Ava (company)
- Company type: Private company
- Headquarters: Zürich, San Francisco
- Key people: Lea Von Bidder (co-founder and President), Pascal Koenig (co-founder and CEO) and Peter Stein (co-founder);
- Website: avawomen.com

= Ava (company) =

Ava is a medical technology company that developed the Ava bracelet, a wearable device that functions as a fertility tracker.

== History ==
The company was founded in Zürich, Switzerland by Lea Von Bidder, Pascal Koenig, Philipp Tholen, and Peter Stein.
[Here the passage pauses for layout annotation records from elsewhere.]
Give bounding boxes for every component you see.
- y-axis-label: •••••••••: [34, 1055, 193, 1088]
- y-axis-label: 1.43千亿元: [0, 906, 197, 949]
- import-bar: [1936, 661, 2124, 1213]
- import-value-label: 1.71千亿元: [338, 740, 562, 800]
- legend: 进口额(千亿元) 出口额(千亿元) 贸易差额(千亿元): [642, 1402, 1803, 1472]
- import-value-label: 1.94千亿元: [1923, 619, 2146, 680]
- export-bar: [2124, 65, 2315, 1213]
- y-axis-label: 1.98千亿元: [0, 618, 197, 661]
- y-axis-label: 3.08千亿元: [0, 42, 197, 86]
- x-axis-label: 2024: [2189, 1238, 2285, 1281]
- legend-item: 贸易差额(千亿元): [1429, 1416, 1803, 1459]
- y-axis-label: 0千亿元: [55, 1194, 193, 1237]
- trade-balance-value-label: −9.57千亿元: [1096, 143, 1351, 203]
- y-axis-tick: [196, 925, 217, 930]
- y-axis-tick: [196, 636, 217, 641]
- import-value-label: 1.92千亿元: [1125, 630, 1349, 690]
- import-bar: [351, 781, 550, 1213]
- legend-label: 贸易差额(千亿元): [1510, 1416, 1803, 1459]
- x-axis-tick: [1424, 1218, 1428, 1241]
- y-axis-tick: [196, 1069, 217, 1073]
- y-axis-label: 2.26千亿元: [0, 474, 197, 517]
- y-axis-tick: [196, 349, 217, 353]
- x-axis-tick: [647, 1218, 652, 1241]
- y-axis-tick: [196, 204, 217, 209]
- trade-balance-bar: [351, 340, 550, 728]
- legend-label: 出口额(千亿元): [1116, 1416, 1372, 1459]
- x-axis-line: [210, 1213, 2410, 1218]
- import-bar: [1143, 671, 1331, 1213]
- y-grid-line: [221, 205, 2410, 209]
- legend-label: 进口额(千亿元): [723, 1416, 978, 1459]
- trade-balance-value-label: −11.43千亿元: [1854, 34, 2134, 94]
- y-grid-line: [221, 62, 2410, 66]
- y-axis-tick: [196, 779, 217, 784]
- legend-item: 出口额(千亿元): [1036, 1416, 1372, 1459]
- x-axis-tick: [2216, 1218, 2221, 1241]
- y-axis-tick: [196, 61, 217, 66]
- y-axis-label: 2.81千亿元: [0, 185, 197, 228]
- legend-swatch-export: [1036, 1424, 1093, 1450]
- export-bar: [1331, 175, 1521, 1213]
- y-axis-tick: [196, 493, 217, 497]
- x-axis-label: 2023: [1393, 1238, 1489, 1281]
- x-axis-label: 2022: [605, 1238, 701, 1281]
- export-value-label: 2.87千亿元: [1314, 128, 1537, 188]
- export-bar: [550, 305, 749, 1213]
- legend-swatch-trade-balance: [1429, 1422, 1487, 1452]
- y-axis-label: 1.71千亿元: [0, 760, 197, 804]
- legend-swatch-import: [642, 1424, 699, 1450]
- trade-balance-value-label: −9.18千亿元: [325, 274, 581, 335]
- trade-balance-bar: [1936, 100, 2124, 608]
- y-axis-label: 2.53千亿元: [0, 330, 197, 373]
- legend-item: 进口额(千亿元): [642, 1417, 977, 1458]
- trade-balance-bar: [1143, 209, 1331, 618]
In September 2015, the company took part in TechCrunch’s Startup Battlefield. In November 2015, Ava raised a $2.6 million funding round led by Swisscom and ZKB. The company began shipping the Ava bracelet to customers in July 2016. The company raised nearly $40 million in funding between 2017 and 2018.

In 2022, Ava was acquired by FemTech Health out of Houston, TX.

== Technology ==
The device is intended to allow wearers to estimate their fertile window by tracking their menstrual cycle and ovulation based on measurements of their skin temperature, heart rate, perfusion, breathing rate, and heart rate variability. Data collected from the bracelet is displayed on an app, so that the wearer can track their fertility or monitor their health during pregnancy. According to data from a clinical study at the University Hospital of Zurich, it predicts fertility with 89% accuracy. An independent study of the bracelet's validity found that it provided accurate assessments of sleep duration but that its estimates of other data such as heart rate were inaccurate in comparison to other monitoring methods such as actigraphy.